Built by CEA (French Alternative Energies and Atomic Energy Commission) the devices add to an armory of innovative, non-destructive technologies employed to investigate four pyramids which are more than 4,500 years old. They include the Great Pyramid, Khafre or Chephren at Giza, the Bent pyramid and the Red pyramid at Dahshur.
The project, called ScanPyramids, is scheduled to last one year and is being carried out by a team from Cairo University’s Faculty of Engineering and the Paris-based non-profit organization Heritage, Innovation and Preservation (HIP Institute) under the authority of the Egyptian Ministry of Antiquities.
International researchers from Nagoya University and KEK (High Energy Accelerator Research Organization) in Japan and Laval University, Quebec, Canada, have also joined the project, which is separate from the search for the secret room in King Tut’s tomb.
“Now we welcome new researchers from the Irfu, a CEA fundamental research team,” Mehdi Tayoubi, co-director of the ScanPyramids mission with Hany Helal, professor at Cairo University’s Faculty of Engineering and former minister of research and higher education, said.
Irfu, which stands for Institute of Research into the Fundamental Laws of the Universe, gathers almost 800 researchers on astrophysics, nuclear physics and particle physics.
“These scientists have built dedicated muon telescopes for our mission. They are actually under construction and being tested in the CEA laboratories at Saclay, France,” Tayoubi told Discovery News.
“It is really exciting to see how a technology that just came out from a fundamental research laboratory can help us understand 4,500-year-old massive monuments with non visible physics particles,” he added.
The new muon devices rely on micro-pattern gas detectors called Micromegas. Extremely precise, they are used to reconstruct particles tracks in high energy physics. For example, CEA’s Micromegas have been installed in the Thomas Jefferson National Accelerator Facility.

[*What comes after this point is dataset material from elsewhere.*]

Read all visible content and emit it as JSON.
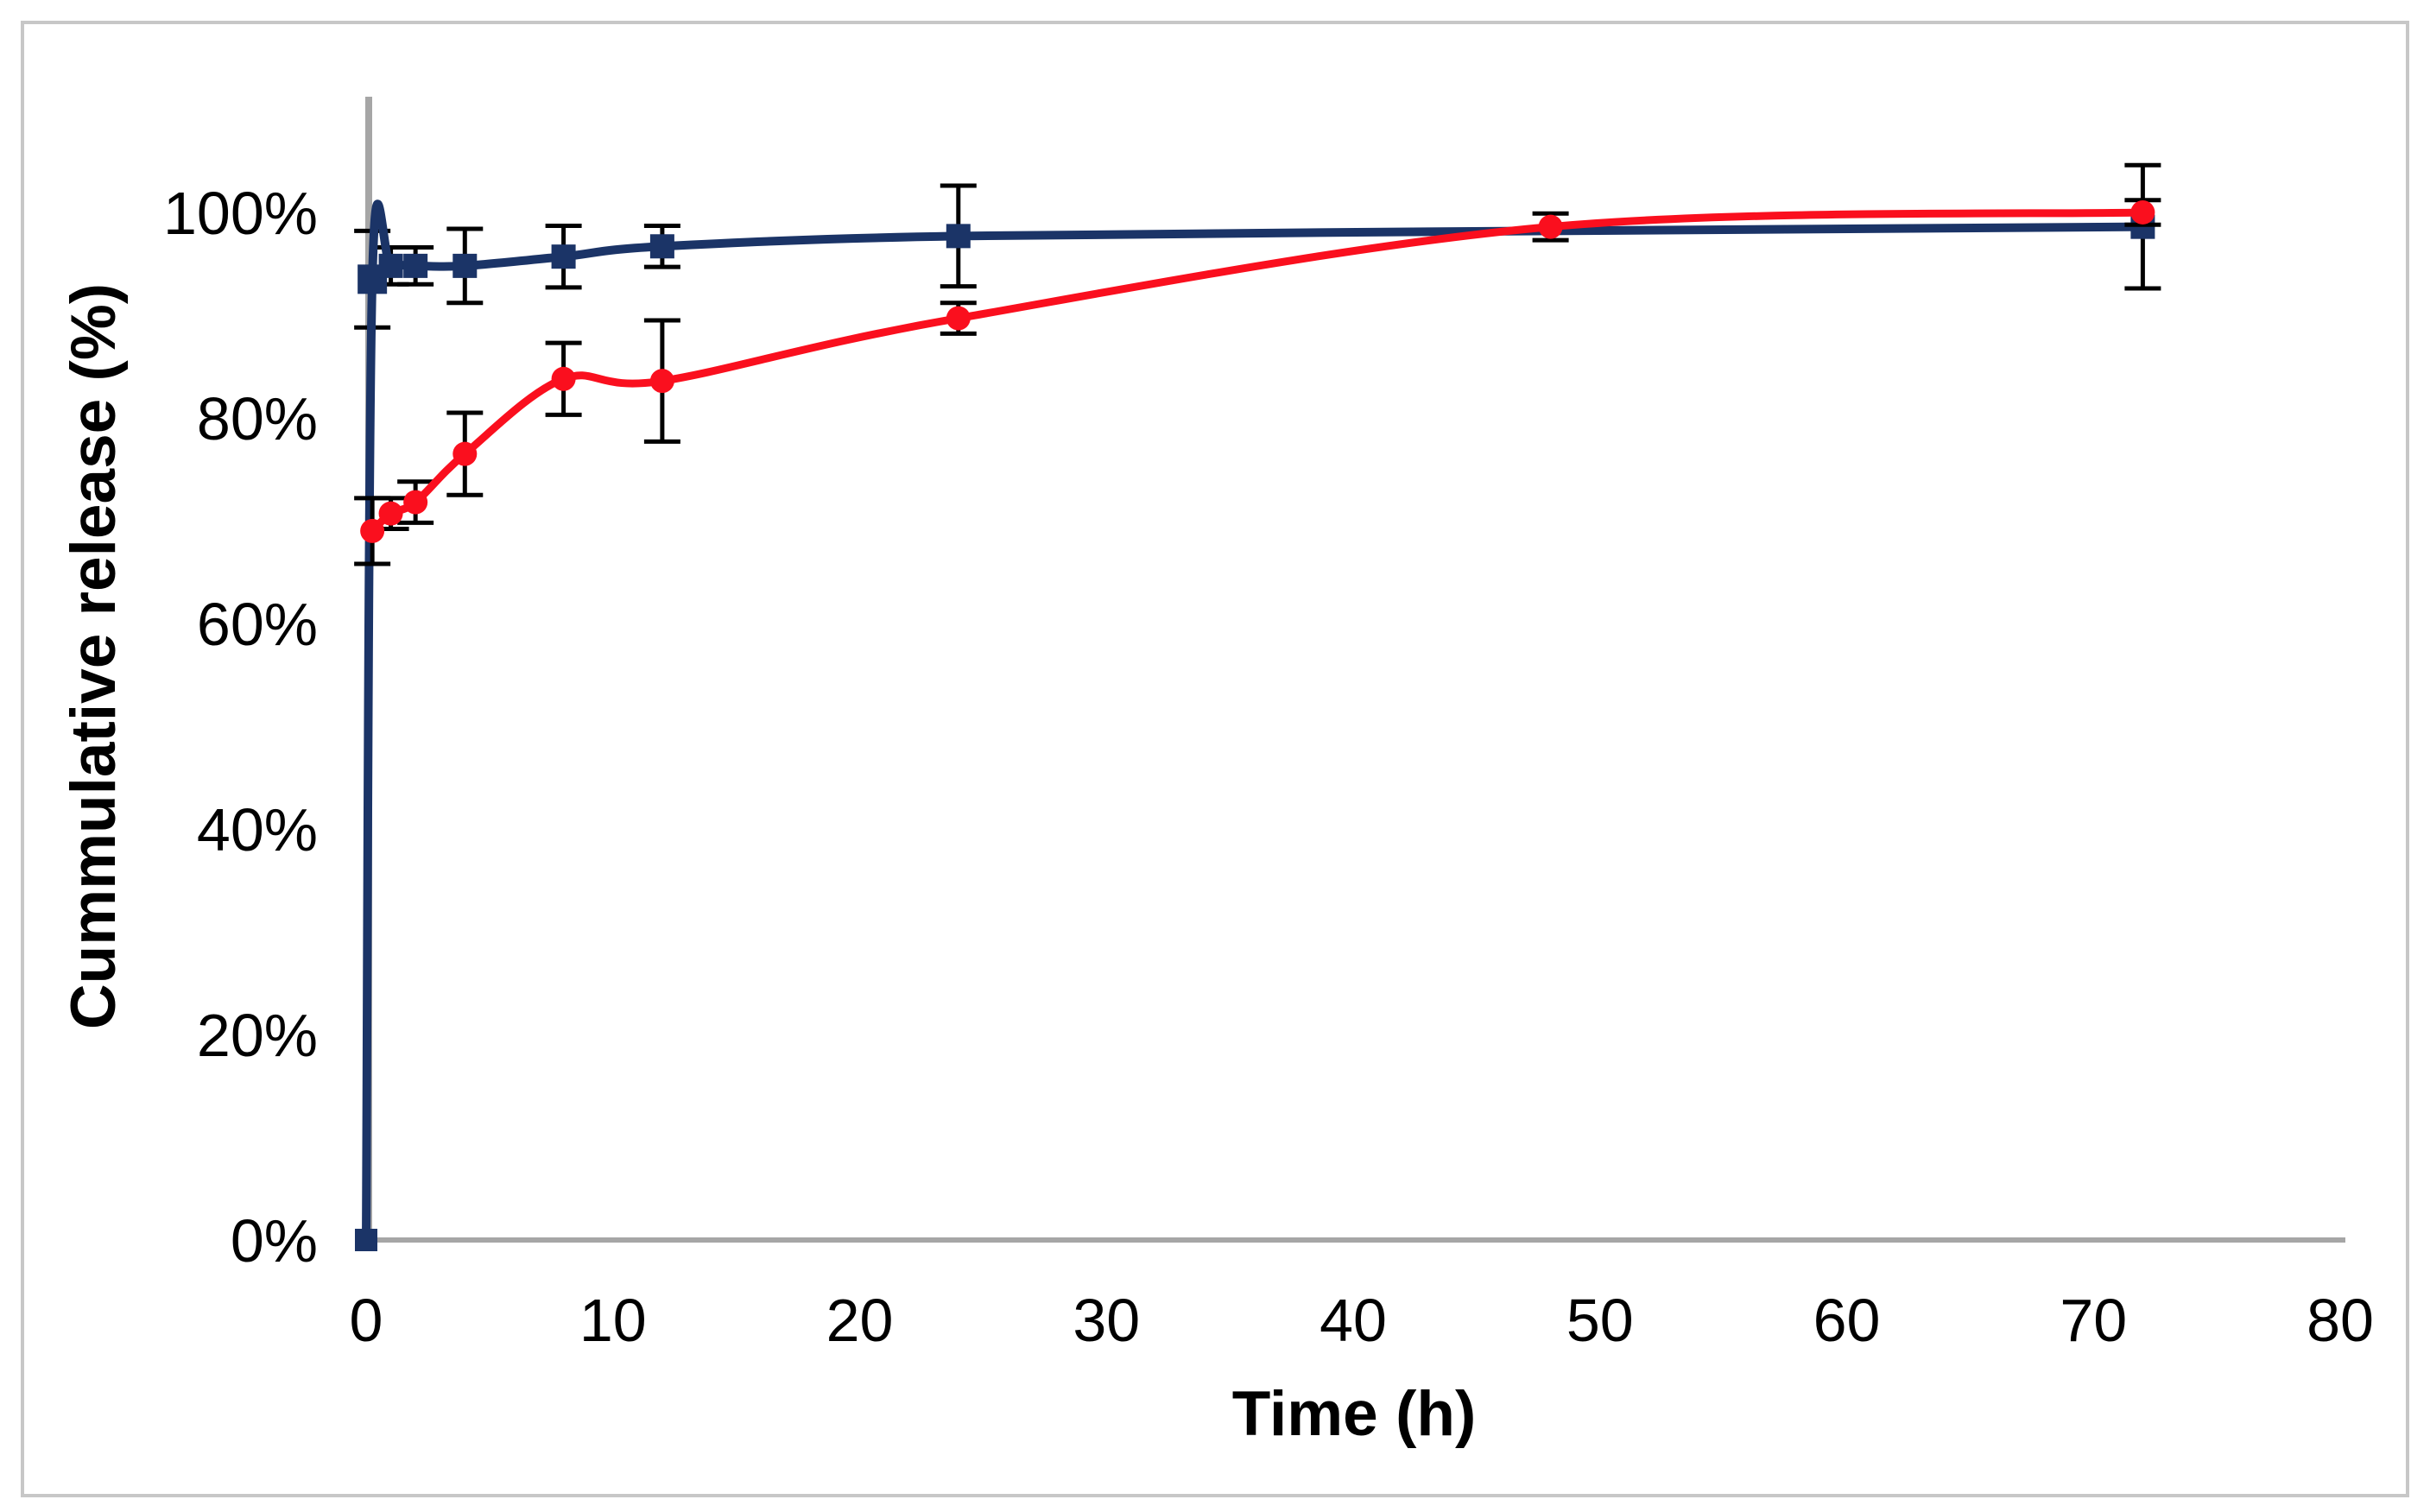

Such muon telescopes will be used in addition to the infrared thermography, muon radiography, and 3-D reconstruction technologies that have already been employed to investigate the pyramids.
So far the researchers have detected striking thermal anomalies on the eastern and northern side of the Great Pyramid at Giza, which could possibly indicate an unknown cavity or internal structure.
A team led by specialist Kunihiro Morishima, from the Institute for Advanced Research of Nagoya University, Japan, installed 40 muon detector plates inside the lower chamber of the Bent pyramid at Dahshur in an attempt to capture cosmic particles.
The technology relies on the muons that continually shower the Earth’s surface. They emanate from the upper layers of Earth’s atmosphere, where they are created from collisions between cosmic rays of our galactic environment and the nuclei of atoms in the atmosphere.
“Just like X-rays pass through our bodies allowing us to visualize our skeleton, these elementary particles, weighing around 200 times more than electrons, can very easily pass through any structure, even large and thick rocks, such as mountains,” Tayoubi said.
Plate detectors placed inside the pyramid allow researchers to discern void areas — these are places where muons cross without problem — from denser areas where some muons are absorbed or deflected.
While the Japanese muon detectors are used inside the pyramids, the new moun telescopes, using gas detectors, will be used outside the pyramids.